MEDITATIO MORTIS

Publicado el 27 de junio de 2025, 1:09

   Decía Spinoza que el hombre libre en nada piensa menos que en la muerte y que su meditación no es una meditación sobre ella, sino sobre la vida. Sin embargo, no hubo filósofo antes ni lo hubo después que no hiciera de la muerte supina materia de su reflexión. Ya los viejos griegos se denominaban a sí mismos los mortales, para diferenciarse en esa condición de la melancólica existencia sin fin de los dioses inmortales. Morir, dormir, tal vez… y en este tal vez del poeta se encierra una de las posibilidades existenciales fantaseadas por el ser humano, que la vida no concluya aquí entera, que todo cuanto hicimos no sea para la nada. Ningún otro animal sabe que ha de morir, aunque muera; ninguno ha fantaseado nunca con su supervivencia más allá de la limitada vida mortal que padece. Sólo el hombre ha esperado, sólo en él late la esperanza.

    Pero la muerte le acosa y la constancia de su continua presencia le lleva a vivir de un modo diferente; vida que se mueve en el arco que tendemos entre la desesperación y la resignada anuencia del hecho desnudo o la fe confiada en otra vida. Nada importa más al humano que la muerte de los seres queridos, ni siquiera la propia. Es ahí, en el nunca más casi eterno que se extiende en el limitado tiempo de nuestra existencia donde nos encontramos con el morir como despedida definitiva de aquellos a quienes amamos, y, en ocasiones, con la sensación culposa de no haber hecho todo cuanto se debía, ya sea porque no los amamos lo suficiente o porque, amándolos, no encontramos el momento de hacérselo saber, dando por supuesto que habría tiempo de sobra para hacerlo algún día; porque todos pensamos que tiempo habrá suficiente. Y de todo lo que traemos entre manos en el cotidiano bregar, es del tiempo de lo que menos disponemos. Nadie sabe cuánto habrá de vivir ni cuando la muerte reclamará su diezmo a la vida, ya sea a la propia o a la de otros. Es la muerte la que nos exige vivir al día, vivir cada momento con idéntica intensidad porque sabemos que habrá de desaparecer en el siguiente instante.
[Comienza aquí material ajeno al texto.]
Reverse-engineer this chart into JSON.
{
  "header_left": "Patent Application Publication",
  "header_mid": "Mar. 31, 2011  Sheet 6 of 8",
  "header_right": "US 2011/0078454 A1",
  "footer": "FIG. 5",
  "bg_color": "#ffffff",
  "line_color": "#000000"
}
    Vivir conscientes de ello le da a la existencia una cualidad diferente, que ningún animal que se limita a existir sospecha. La muerte como horizonte definitivo, lacerante, descanso y olvido a un tiempo. Cuando uno muere, un universo entero se cierra y apaga, y el mundo se empobrece. Ya no está, y ya nunca estará. Y este nunca lo pronuncia alguien que tampoco recorrerá el infinito tiempo sino otro lapso limitado. Un nunca, pues, repleto de relativismo, pues sólo nos indica que, para aquel que habla o piensa, aún le resta algo de tiempo, unas migajas quizás, de toda la eternidad.

    Lo doloroso, pues, no es la muerte propia, acaso porque tenía razón Epicuro cuando señalaba que cuando ella esté a nuestro lado, seremos nosotros los que ya estaremos lejos. Pues nadie tiene la experiencia del morir, por ser éste la cesación de cualquier experiencia. Nada, pues, nos quitará la muerte, porque de nada nos sentiremos arrebatados. Sin embargo, la muerte duele cuando, estando próximos siempre a ella, no nos toca a nosotros, sino a otros, cercanos y familiares. Cuando somos dolientes testigos de la muerte de otros.

   Hay que estar preparados, nos recuerda Montaigne, hay que ser previsores. No podemos vivir con miedo a la muerte, pero aún menos se vive humanamente desde la inconsciencia de quien cree que a cada mañana le seguirá inexorablemente otra, porque habrá algún amanecer que no veamos.

   La reflexión sobre la muerte es, pues, en el fondo, una vívida meditación sobre la vida y su valor. La muerte hace que este tiempo por el que transitamos sea valioso, insustituible e irrecuperable. Aprovecharlo con intensidad es el único mandamiento que no debemos olvidar. No hay otro carpen diem más apasionado que el que deriva de la certidumbre de que hemos de morir.

   Debemos recordar las palabras del filósofo de Samos, quien nos advertía que, a causa de la muerte, vivimos en una ciudad sin muros, a la intemperie. Así, pensar en la muerte nos hace, sin duda, libres. Como dejó escrito el judío sefardí: “aceptar la necesidad es libertad”.